O debate foi sugerido pelo senador Jorge Seif (PL-SC) com o objetivo de avaliar os critérios de repasse e acesso aos recursos federais para execução de um dos programas do Plano Plurianual (PPA) 2024-2027 que prevê a universalização do saneamento básico no país (REQ 12/2025 – CDR).

A comissão escolheu o Programa Saneamento Básico (Programa 2322 do PPA) como política pública a ser analisada neste ano. O senador Jorge Seif é o relator da avaliação e autor do plano de trabalho que conduzirá os debates, diligências e análise de documentos. 

Já confirmaram presença na audiência desta terça-feira: 

  • Leonardo Picciani, secretário nacional de Saneamento Ambiental do Ministério das Cidades; 
  • Flavio Tagliassachi Gavazza, superintendente nacional de Serviços de Governo da Caixa Econômica Federal; 
  • Denilson Campello, diretor do Departamento de Parcerias com o Setor Privado do Ministério da Integração e do Desenvolvimento Regional; 
  • Gesmar Rosa dos Santos, representante do Instituto de Pesquisa Econômica Aplicada (Ipea), 
  • Eduardo Christensen Nali, representante do Banco Nacional de Desenvolvimento Econômico e Social (BNDES); 
  • Paulo Ziulkoski, presidente da Confederação Nacional de Municípios (CNM).

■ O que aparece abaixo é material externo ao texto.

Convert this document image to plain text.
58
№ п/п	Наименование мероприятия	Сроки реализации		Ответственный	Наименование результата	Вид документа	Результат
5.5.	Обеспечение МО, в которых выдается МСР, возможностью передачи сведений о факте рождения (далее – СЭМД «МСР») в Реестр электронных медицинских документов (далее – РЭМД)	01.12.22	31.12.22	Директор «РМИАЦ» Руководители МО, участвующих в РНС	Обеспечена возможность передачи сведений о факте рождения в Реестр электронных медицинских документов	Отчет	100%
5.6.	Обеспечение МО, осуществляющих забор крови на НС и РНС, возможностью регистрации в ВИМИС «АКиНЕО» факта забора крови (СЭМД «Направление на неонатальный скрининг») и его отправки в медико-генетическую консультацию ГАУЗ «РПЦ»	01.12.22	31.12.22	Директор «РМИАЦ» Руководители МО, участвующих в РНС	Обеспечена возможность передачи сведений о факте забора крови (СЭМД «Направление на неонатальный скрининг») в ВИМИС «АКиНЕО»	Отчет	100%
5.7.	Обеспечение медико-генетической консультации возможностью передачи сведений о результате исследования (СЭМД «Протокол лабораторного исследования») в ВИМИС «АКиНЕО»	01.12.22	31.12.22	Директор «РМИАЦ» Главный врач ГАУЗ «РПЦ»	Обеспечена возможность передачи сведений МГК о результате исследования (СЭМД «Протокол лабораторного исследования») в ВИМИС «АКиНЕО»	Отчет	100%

Ao justificar o debate, o senador destaca no requerimento que o novo Marco Legal do Saneamento (Lei 14.026, de 2020) estabeleceu importantes inovações e estipulou instrumentos para a implementação da política pública, como a previsão de que os projetos sejam executados tanto por empresas públicas como por concessionárias privadas ou parcerias público-privadas (PPPs).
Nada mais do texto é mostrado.